Beta Sampling is All You Need: Efficient Image Generation Strategy for Diffusion Models using Stepwise Spectral Analysis
Haeil Lee, Hansang Lee, Seoyeon Gye, Junmo Kim
TL;DR
The paper tackles the computational burden of diffusion-based image generation by revealing that key content changes occur predominantly in the early and late denoising steps through spectral analysis. It introduces Beta Sampling, a distribution-like time-step selection method realized via the Probability Integral Transform, to concentrate steps where low-frequency and high-frequency components shift most. Empirical results on ADM-G and Stable Diffusion show Beta Sampling outperforms uniform sampling in FID and IS and competes with AutoDiffusion in efficiency, with ablations confirming the balanced α=β configuration. The work provides a practical, spectral-guided framework for accelerating diffusion models and suggests avenues for adaptive extensions across architectures and datasets.
Abstract
Generative diffusion models have emerged as a powerful tool for high-quality image synthesis, yet their iterative nature demands significant computational resources. This paper proposes an efficient time step sampling method based on an image spectral analysis of the diffusion process, aimed at optimizing the denoising process. Instead of the traditional uniform distribution-based time step sampling, we introduce a Beta distribution-like sampling technique that prioritizes critical steps in the early and late stages of the process. Our hypothesis is that certain steps exhibit significant changes in image content, while others contribute minimally. We validated our approach using Fourier transforms to measure frequency response changes at each step, revealing substantial low-frequency changes early on and high-frequency adjustments later.
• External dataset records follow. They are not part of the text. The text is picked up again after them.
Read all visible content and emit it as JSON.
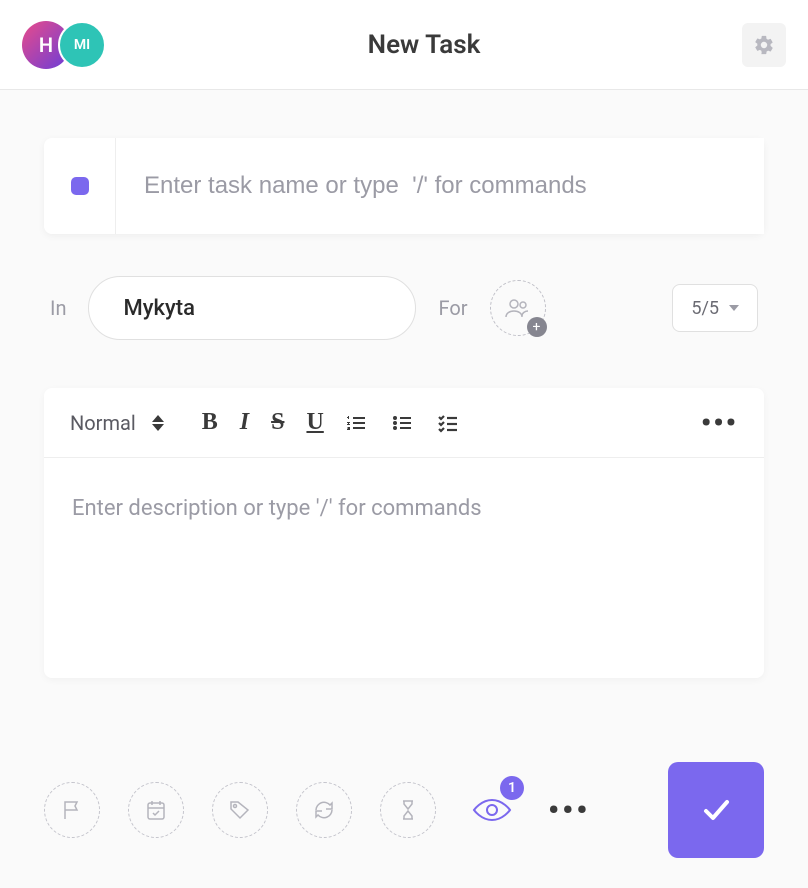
{
  "header": {
    "title": "New Task",
    "avatar1_label": "H",
    "avatar2_label": "MI"
  },
  "task_name": {
    "placeholder": "Enter task name or type  '/' for commands",
    "value": ""
  },
  "meta": {
    "in_label": "In",
    "in_value": "Mykyta",
    "for_label": "For",
    "priority_value": "5/5"
  },
  "editor": {
    "style_label": "Normal",
    "placeholder": "Enter description or type '/' for commands"
  },
  "footer": {
    "watch_count": "1"
  }
}
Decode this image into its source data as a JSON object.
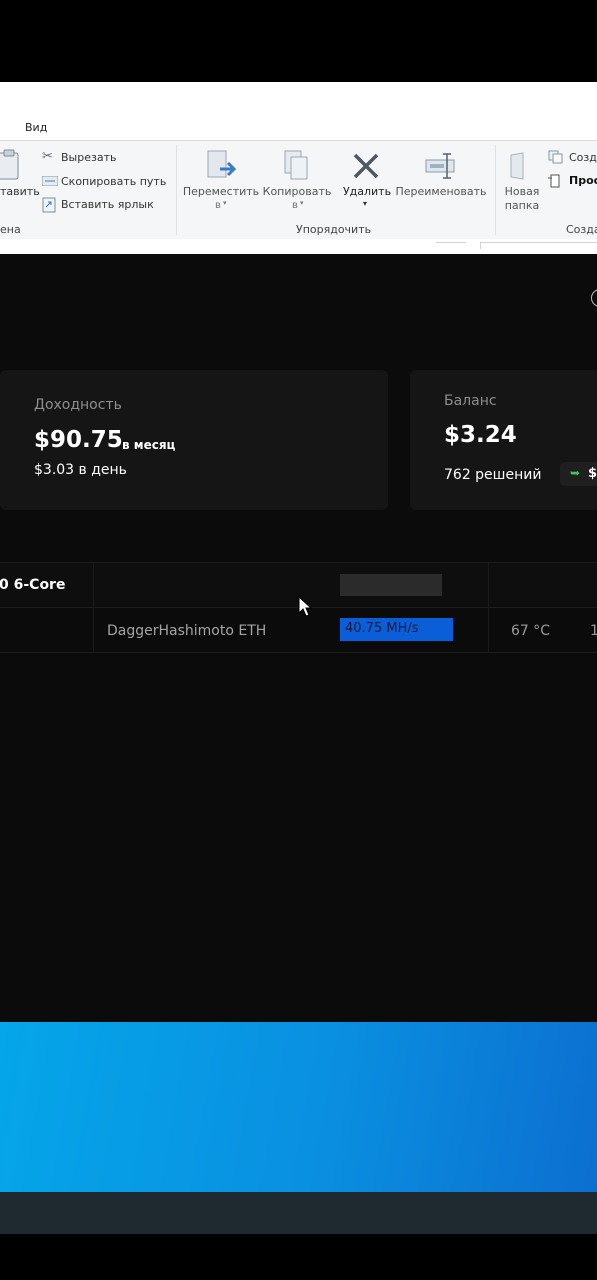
{
  "explorer": {
    "tab_view": "Вид",
    "clipboard": {
      "paste_partial": "тавить",
      "cut": "Вырезать",
      "copy_path": "Скопировать путь",
      "paste_shortcut": "Вставить ярлык",
      "group_partial": "ена"
    },
    "organize": {
      "move_to": "Переместить",
      "copy_to": "Копировать",
      "arrow_v": "в",
      "delete": "Удалить",
      "rename": "Переименовать",
      "group_label": "Упорядочить"
    },
    "create": {
      "new_folder_line1": "Новая",
      "new_folder_line2": "папка",
      "new_item_partial": "Созда",
      "easy_access_partial": "Прос",
      "group_partial": "Созда"
    }
  },
  "mining_app": {
    "profitability": {
      "label": "Доходность",
      "amount": "$90.75",
      "period": "в месяц",
      "daily": "$3.03 в день"
    },
    "balance": {
      "label": "Баланс",
      "amount": "$3.24",
      "solutions": "762 решений",
      "payout_partial": "$"
    },
    "device": {
      "name_partial": "0 6-Core",
      "algorithm": "DaggerHashimoto ETH",
      "hashrate": "40.75 MH/s",
      "temperature": "67 °C",
      "extra_partial": "1"
    }
  },
  "colors": {
    "app_bg": "#0b0b0b",
    "card_bg": "#151515",
    "hashrate_highlight": "#0a5fd8",
    "payout_chip_green": "#3cc65a",
    "desktop_blue": "#05a6ea"
  }
}
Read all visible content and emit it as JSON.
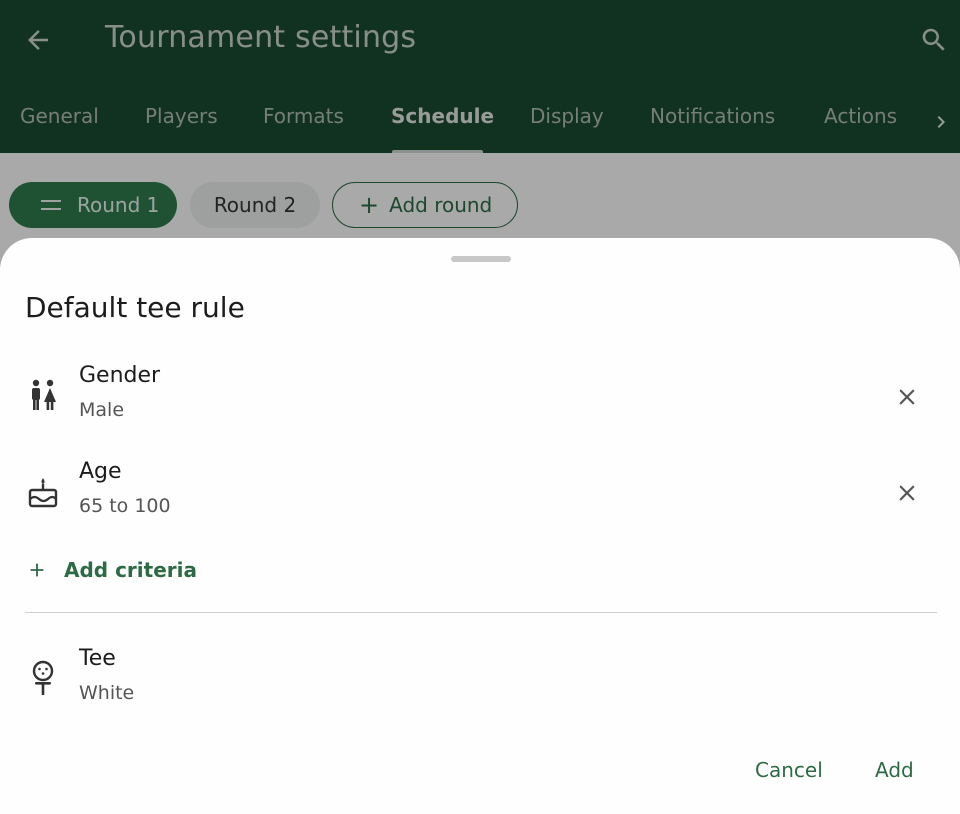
{
  "app_bar": {
    "title": "Tournament settings",
    "back_icon": "arrow-back-icon",
    "search_icon": "search-icon",
    "color": "#1b4a32"
  },
  "tabs": [
    {
      "label": "General"
    },
    {
      "label": "Players"
    },
    {
      "label": "Formats"
    },
    {
      "label": "Schedule",
      "active": true
    },
    {
      "label": "Display"
    },
    {
      "label": "Notifications"
    },
    {
      "label": "Actions"
    }
  ],
  "rounds": {
    "round1": "Round 1",
    "round2": "Round 2",
    "add_round": "Add round"
  },
  "sheet": {
    "title": "Default tee rule",
    "criteria": [
      {
        "label": "Gender",
        "value": "Male",
        "icon": "gender-icon"
      },
      {
        "label": "Age",
        "value": "65 to 100",
        "icon": "cake-icon"
      }
    ],
    "add_criteria": "Add criteria",
    "tee": {
      "label": "Tee",
      "value": "White",
      "icon": "golf-tee-icon"
    },
    "cancel": "Cancel",
    "add": "Add"
  },
  "colors": {
    "accent": "#2d6b45",
    "chip_active": "#2d7a4c"
  }
}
Experiments with ADM and Stable Diffusion demonstrated that our Beta Sampling method consistently outperforms uniform sampling, achieving better FID and IS scores, and offers competitive efficiency relative to state-of-the-art methods like AutoDiffusion. This work provides a practical framework for enhancing diffusion model efficiency by focusing computational resources on the most impactful steps, with potential for further optimization and broader application.